The aim of this systematic review was to investigate the inner speech model of AVHs, using up-to-date meta-analyses of both functional and structural neuroimaging studies, to identify whether the current evidence-base supports this model. The findings were mixed. For the centres of inner speech production and perception, no significant activity was found during AVHs. Furthermore, no significant structural abnormalities were found when hallucinators were compared to non-hallucinators in either of these areas, or in the arcuate fasciculi. These negative findings oppose the inner speech model. However, the left insula was found to be both significantly active during AVHs, and to have a significantly reduced grey matter volume in hallucinators compared to non-hallucinators. Functional and structural abnormalities at the left insula may contribute to the misattribution of inner speech due to its suggested roles in both inner speech production and the salience network.
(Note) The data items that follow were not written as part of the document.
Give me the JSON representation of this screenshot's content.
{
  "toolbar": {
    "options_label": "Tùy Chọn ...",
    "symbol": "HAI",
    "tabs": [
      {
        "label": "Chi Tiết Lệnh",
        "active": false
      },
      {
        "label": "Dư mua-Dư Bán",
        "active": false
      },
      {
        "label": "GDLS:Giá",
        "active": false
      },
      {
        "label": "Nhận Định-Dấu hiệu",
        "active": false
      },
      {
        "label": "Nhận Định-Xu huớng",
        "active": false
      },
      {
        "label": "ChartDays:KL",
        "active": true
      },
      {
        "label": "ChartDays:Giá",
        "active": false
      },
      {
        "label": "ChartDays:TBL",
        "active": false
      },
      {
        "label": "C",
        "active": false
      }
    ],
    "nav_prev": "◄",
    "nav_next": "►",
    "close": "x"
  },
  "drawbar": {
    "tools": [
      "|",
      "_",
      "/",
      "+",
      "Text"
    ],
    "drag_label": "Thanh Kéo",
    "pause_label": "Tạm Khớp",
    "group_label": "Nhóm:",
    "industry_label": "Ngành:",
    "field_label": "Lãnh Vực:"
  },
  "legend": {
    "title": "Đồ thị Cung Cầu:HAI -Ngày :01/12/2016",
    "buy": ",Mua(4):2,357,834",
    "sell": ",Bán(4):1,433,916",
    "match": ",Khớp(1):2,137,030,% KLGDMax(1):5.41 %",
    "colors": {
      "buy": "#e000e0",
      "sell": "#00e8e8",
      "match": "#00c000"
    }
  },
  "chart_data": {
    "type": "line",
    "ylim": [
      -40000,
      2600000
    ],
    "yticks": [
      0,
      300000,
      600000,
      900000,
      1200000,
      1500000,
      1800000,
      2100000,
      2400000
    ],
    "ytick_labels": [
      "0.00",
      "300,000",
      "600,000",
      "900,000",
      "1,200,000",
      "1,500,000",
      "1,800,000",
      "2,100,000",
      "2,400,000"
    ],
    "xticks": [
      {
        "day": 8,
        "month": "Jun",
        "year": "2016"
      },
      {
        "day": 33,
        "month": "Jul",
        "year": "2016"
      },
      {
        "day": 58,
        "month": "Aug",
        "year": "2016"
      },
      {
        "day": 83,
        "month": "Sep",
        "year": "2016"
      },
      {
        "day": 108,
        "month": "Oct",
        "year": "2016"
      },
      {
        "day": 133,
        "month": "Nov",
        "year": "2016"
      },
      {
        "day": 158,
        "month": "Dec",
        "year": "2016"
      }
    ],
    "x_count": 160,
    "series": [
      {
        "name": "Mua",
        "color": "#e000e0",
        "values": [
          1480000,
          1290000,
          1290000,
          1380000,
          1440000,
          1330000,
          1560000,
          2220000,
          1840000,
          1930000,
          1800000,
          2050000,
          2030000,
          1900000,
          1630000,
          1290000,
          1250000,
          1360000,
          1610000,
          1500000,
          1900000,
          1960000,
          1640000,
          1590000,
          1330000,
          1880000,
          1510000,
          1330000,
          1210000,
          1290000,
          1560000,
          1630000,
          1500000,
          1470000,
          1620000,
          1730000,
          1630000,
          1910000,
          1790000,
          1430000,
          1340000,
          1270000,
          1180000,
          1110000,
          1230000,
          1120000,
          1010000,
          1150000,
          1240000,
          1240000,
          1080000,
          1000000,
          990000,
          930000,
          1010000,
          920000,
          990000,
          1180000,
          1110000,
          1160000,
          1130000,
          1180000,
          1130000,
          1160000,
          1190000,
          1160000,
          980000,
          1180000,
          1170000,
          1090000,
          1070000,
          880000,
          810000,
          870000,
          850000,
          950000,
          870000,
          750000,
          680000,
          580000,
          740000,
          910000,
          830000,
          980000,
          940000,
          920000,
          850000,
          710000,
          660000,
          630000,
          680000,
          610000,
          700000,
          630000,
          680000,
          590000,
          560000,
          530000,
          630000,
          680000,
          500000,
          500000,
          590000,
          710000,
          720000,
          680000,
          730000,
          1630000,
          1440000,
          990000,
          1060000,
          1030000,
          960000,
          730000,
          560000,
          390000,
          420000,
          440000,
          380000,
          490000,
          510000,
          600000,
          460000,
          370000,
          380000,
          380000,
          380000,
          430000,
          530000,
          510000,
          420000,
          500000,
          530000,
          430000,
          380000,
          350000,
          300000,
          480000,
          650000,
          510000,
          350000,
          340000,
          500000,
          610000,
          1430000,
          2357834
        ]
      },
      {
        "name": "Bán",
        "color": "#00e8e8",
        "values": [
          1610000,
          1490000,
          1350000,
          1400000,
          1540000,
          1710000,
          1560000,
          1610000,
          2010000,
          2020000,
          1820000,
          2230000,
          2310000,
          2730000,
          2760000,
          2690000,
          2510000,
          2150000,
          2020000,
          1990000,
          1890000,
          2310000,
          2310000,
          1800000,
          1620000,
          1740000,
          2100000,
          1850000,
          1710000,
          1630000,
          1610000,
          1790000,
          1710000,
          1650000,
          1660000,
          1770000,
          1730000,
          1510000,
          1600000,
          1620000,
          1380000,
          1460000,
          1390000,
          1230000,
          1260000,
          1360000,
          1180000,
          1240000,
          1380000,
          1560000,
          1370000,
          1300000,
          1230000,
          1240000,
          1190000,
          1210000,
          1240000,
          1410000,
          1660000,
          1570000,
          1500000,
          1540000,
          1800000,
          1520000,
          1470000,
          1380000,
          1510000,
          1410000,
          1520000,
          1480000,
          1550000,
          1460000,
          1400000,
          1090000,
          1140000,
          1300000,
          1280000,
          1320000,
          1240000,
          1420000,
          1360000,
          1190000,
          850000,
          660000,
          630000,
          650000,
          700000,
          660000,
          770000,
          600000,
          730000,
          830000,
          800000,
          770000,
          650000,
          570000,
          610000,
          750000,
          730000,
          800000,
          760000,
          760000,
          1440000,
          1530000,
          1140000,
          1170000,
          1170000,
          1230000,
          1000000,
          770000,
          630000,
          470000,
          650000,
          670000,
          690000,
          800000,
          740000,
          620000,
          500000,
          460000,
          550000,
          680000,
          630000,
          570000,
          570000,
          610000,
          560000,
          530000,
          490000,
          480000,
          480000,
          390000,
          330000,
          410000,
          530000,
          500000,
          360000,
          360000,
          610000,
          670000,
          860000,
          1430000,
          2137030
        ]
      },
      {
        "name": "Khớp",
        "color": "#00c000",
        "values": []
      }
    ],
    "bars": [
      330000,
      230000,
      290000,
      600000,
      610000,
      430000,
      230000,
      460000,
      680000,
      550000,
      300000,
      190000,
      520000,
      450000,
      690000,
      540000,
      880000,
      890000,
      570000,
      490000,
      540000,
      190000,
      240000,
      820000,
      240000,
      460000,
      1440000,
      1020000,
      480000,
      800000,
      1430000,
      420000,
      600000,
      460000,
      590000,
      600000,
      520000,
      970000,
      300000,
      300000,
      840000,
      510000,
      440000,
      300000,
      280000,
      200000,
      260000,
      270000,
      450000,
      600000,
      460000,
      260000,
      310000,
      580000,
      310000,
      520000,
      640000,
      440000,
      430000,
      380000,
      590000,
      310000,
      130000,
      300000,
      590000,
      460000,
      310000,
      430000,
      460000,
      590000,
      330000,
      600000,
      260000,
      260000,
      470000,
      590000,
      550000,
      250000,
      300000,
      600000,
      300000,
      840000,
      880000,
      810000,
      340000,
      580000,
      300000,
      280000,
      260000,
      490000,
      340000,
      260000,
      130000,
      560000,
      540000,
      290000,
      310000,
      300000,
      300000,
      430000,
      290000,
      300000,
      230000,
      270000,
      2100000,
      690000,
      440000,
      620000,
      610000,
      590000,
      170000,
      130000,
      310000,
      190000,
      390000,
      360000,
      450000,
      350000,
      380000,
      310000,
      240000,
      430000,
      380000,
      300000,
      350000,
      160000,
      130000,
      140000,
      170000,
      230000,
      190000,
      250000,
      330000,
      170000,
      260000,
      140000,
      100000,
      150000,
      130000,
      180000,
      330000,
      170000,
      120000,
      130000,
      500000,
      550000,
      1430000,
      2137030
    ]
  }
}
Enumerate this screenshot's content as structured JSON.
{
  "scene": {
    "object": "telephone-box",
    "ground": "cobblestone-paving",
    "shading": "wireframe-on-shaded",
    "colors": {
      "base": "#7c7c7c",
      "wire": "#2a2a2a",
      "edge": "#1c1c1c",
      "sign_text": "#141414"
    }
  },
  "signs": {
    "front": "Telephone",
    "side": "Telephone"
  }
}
These contradictory findings and the remaining gaps in the evidence-base highlight that further exploration is required. This would be potentiated by further larger scale definitive primary research of inner speech production to confirm the regions involved in this process. Then, meta-analyses of trait studies should be prioritised to look for significant differences between hallucinators and non-hallucinators during inner speech production and self-referential processing. Finally, additional novel meta-analyses could include using DTI metrics other than the FA to examine the arcuate fasciculi, as well as other language-related white matter tracts. Where possible: image-based meta-analyses should be preferred; non-hallucinators should have no lifetime experience of AVHs; hallucinators should have ongoing AVHs; anti-psychotic exposure should be minimal for both hallucinators and non-hallucinators.